Belfast-born director Kathryn Ferguson's new documentary on Sinéad O'Connor "Nothing Compares" aims to rescue O'Connor from the myths that still surround her. 

“I'm a Belfast native, born and bred. I grew up in the '80s and '90s there and I discovered Sinéad's music through my dad,” Ferguson tells IrishCentral.

“I became a bonafide fan in the early '90s when her second album came out and I was in my early teens and I just found her absolutely fascinating.”

“She was like an alien that had arrived from outer space,” Ferguson continues. “She was exactly I think what we all needed as young Irish women, she was so anti-establishment and bold and her voice and her music was so brilliant.”

“But then I was very demoralized to see how she was treated, and to witness the backlash and the kind of takedown of this person that we all idolized. And that just really made a memorable dent in me. I would say so the seed for wanting to make this film and make it in the way that we did began way back then.”
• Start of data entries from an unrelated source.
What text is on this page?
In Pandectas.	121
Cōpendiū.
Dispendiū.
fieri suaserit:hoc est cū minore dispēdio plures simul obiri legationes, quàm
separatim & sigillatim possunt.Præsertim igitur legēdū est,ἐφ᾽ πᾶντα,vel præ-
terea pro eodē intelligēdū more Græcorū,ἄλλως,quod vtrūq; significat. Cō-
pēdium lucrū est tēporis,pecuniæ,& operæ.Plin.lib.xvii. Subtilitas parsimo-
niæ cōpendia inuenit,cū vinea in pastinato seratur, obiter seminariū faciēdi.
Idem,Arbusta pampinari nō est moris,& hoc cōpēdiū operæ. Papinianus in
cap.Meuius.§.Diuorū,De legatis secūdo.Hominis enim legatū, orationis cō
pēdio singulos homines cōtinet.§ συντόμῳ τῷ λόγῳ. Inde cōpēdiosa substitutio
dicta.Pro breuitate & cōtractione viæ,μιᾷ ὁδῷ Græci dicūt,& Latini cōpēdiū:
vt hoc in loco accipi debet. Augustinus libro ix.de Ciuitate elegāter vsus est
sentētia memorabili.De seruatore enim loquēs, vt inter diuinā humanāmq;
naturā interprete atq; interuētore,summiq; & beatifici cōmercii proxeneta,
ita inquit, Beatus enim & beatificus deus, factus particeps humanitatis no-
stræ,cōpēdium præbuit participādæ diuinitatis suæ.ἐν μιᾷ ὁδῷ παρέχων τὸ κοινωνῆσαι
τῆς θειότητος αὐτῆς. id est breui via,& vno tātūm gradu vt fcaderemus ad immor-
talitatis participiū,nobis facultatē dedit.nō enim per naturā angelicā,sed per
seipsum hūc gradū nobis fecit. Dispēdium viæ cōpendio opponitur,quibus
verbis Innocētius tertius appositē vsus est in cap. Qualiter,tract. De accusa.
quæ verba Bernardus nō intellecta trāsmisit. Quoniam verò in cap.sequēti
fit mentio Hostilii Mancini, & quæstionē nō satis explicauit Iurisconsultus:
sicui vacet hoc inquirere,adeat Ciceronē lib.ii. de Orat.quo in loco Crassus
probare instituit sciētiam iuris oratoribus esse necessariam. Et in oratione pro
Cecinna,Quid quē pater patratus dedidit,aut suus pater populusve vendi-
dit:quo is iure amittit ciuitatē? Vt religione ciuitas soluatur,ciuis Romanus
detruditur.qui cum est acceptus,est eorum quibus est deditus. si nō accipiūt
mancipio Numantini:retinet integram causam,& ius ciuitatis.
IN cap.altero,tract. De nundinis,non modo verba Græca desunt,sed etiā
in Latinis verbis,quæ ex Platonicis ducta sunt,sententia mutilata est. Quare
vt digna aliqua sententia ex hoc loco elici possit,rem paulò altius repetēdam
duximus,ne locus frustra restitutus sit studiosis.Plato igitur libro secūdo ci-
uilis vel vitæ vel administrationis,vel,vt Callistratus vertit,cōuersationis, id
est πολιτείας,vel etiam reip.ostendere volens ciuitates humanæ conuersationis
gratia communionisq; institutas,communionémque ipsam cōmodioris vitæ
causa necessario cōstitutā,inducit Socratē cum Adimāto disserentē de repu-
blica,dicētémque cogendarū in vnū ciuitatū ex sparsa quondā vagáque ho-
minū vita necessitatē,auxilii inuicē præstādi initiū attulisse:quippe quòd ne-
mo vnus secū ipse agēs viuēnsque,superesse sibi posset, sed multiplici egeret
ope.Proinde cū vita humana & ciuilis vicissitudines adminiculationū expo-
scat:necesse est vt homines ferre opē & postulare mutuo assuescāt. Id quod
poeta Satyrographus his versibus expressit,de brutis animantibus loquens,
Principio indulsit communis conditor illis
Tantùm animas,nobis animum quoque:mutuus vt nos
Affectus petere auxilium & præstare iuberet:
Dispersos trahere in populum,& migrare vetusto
Ferguson first met O'Connor in 2012 when they discussed her life and work. “I think when you watch the film now and see the sheer scale of the backlash she experienced particularly here in the United States in the early '90s - when we've shown clips of it in film festivals in the last seven months, people are left gasping in shock when they see the ferocity of it.”

In the film, O'Connor looks and sounds like the future moving through the present, embodying where we were all going, but not where most of us were yet. She paid a high price for her trailblazing, we are reminded. Would Ferguson agree that she was so far ahead of her time that we're only just beginning to understand just how important she was, in terms of her cultural impact?

“Absolutely. Here was an artist that refused to be silenced on any issue,” Ferguson continues. “With so many documentaries about famous female musicians, their stories are so often told through this tragic lens and I just desperately didn't want that to be the case for this.” 

“I wanted it to be a film that leaves you furious. I want it to galvanize you to actually go out and do something creative yourself. And so far, that seems to be the general reaction to it. I keep getting lots of 15-year-olds coming up with their eyes flashing at the end of the screening saying 'God, we didn't know this, all we knew is that she was someone bad.' They didn't even know what why she was bad, or what she'd done. But she'd done something bad.”

“And that's how she'd kind of how she has been left for decades. As this footnote person, as a woman who did something bad. It's so fantastic to be able to flip that now and actually show the reality of what she did and what she said.” 

“The sheer clarity of what she's saying back then is a surprise to so many now as well, because the media have done a fabulous job of painting her as very flippant and issue hopping and inconsistent. But I can tell you from going through literally hundreds of hours worth of footage, she's a solid as a rock, she doesn't veer off anything she believes in it, and the stuff she was talking about 30 years ago is the stuff she's still talking about today.”

Sinéad O'Connor. (Sheila Rock Photography / Courtesy of SHOWTIME)

Sinéad O'Connor. (Sheila Rock Photography / Courtesy of SHOWTIME)

In the documentary, O'Connor explains her views patiently and consistently, but it's often very clear that the interviewers are not listening to her. Instead of debating the issues, they debated her. Who did she think she was? Why did she look the way she did?

In one unforgettable scene, she appears at a Bob Dylan concert in Madison Square Garden to sing a birthday tribute, but the arena audience is so divided in their response to her appearance the set can't go ahead. With half of them jeering and the other half applauding it was one of the strangest moments in modern pop music.

“She was a huge threat to the establishment and that was one of the stories that hasn't been properly understood,” Ferguson concludes. “Her challenge, what she represented, was completely ahead of its time. It's time for a Sinéad O'Connor reevaluation and renaissance.”

"Nothing Compares" is now showing on Showtime and in cinemas.